Elle regrette que l’argent restant n’ait pas pu rester dans la province pour continuer les efforts de nettoyage, en particulier sur les terres autochtones.
« C’est la première fois que nous avons pu former des Autochtones à travailler sur leurs propres terres en matière de réhabilitation et de gestion des puits abandonnés aux côtés de toutes nos entreprises membres. Et pourquoi ne voudriez-vous pas continuer ce travail ? » a-t-elle déclaré.
Impact du programme
Le gouvernement de l’Alberta avait convenu d’une date limite avec le gouvernement fédéral pour que les fonds soient engagés dans des efforts de nettoyage spécifiques d’ici le 31 mars 2022, qui a été prolongée jusqu’au 15 mai 2022. Les travaux de nettoyage réels devaient être achevés et facturés d’ici le 14 février 2023.
« Je suis sûr qu’ils sont déçus, » a déclaré Joe Chowaniec, directeur exécutif de l’Association des services environnementaux de l’Alberta, au sujet des sentiments de ses membres concernant l’argent non dépensé.
« Cela aurait pu être utilisé pour mettre des gens au travail, » a-t-il ajouté.
Bien que l’industrie soit reconnaissante pour le PRS, certains critiques estiment qu’il s’agissait d’une occasion manquée de s’attaquer au problème des puits inactifs de la province.
Non seulement le programme a mis du temps à se mettre en place, mais une partie de l’argent a été attribuée à des entreprises pétrolières et gazières riches qui n’avaient pas besoin d’aide, selon Drew Yewchuk, ancien avocat du Public Interest Law Clinic de l’Université de Calgary.
Il remet également en question l’utilité du programme pour aider les entreprises de services pétroliers, puisque les prix du pétrole et du gaz naturel se sont redressés moins d’un an après leur effondrement en avril 2020. Au début de 2022, les prix du pétrole avaient atteint des sommets pluriannuels.
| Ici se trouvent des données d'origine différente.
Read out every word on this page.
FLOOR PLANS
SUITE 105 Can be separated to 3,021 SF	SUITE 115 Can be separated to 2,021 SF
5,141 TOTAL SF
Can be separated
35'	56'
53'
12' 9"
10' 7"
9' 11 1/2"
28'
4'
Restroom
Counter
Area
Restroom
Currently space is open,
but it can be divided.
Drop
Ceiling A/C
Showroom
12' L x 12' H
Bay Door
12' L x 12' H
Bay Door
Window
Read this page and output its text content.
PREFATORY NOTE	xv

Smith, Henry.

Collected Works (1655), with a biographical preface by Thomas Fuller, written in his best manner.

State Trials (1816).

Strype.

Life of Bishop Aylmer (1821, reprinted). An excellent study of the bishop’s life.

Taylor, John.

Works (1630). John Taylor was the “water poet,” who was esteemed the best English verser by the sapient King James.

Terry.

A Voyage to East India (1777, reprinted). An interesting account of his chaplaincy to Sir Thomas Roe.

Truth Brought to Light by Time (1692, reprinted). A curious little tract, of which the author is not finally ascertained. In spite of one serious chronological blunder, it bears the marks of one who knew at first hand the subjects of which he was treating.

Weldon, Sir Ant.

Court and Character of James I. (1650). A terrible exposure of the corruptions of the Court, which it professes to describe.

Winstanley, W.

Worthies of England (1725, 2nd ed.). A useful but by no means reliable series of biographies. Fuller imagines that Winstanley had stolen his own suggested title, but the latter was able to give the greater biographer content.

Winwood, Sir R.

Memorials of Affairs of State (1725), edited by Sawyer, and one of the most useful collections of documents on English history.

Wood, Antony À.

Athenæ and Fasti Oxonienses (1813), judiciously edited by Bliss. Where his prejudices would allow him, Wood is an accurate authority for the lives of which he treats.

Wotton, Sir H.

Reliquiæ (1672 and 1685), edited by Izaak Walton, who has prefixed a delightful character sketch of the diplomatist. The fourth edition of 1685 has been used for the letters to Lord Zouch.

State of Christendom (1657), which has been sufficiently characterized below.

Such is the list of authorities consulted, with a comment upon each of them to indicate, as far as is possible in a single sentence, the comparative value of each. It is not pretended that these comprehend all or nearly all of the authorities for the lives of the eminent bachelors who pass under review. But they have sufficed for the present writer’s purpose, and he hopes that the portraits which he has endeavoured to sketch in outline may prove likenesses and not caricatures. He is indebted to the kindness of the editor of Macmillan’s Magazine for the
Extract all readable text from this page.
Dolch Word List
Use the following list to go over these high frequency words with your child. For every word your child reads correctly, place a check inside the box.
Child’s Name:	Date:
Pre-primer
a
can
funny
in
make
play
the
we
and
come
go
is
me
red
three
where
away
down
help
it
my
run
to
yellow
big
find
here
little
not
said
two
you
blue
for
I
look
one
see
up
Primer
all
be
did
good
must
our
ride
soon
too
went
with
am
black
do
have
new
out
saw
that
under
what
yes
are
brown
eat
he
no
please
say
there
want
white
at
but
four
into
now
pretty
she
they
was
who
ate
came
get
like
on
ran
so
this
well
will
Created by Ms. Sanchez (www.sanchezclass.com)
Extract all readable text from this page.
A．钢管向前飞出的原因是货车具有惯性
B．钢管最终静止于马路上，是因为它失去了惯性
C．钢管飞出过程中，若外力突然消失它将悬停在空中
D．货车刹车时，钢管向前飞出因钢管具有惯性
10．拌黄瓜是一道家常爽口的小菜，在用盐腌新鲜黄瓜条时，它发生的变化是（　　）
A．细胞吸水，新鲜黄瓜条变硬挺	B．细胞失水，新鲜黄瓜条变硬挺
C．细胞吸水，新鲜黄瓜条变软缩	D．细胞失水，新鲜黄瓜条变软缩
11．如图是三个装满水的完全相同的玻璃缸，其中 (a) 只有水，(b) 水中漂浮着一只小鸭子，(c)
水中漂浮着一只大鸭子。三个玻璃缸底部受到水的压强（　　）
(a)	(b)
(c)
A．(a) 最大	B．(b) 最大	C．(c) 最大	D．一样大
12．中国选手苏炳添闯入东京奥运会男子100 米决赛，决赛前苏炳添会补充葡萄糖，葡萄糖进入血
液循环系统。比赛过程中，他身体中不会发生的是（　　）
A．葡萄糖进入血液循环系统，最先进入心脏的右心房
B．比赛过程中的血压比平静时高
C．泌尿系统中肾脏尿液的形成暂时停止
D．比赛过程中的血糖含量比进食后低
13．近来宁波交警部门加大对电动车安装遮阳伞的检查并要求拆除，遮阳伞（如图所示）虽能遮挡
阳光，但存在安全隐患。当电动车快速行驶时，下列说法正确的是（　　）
« Au moment où [le gouvernement de l’Alberta] a vraiment commencé à faire avancer les choses et à faire en sorte que suffisamment de travail soit effectué pour attirer des gens vers l’emploi, les prix du pétrole et du gaz avaient déjà commencé à se redresser ou s’étaient redressés, et l’objectif s’est donc avéré être un échec total, » a-t-il déclaré.
« Ils n’ont pas pu le mettre en route assez rapidement et l’argent qu’ils ont réussi à dépenser très rapidement a été envoyé à des entreprises qui auraient pu se permettre de faire le travail de toute façon, » a-t-il ajouté.
Le nombre de puits inactifs et de puits à production marginale en Alberta a légèrement diminué ces dernières années, passant de 206 800 en 2020 à 177 801 cette année, selon l’Office de régulation de l’énergie de l’Alberta.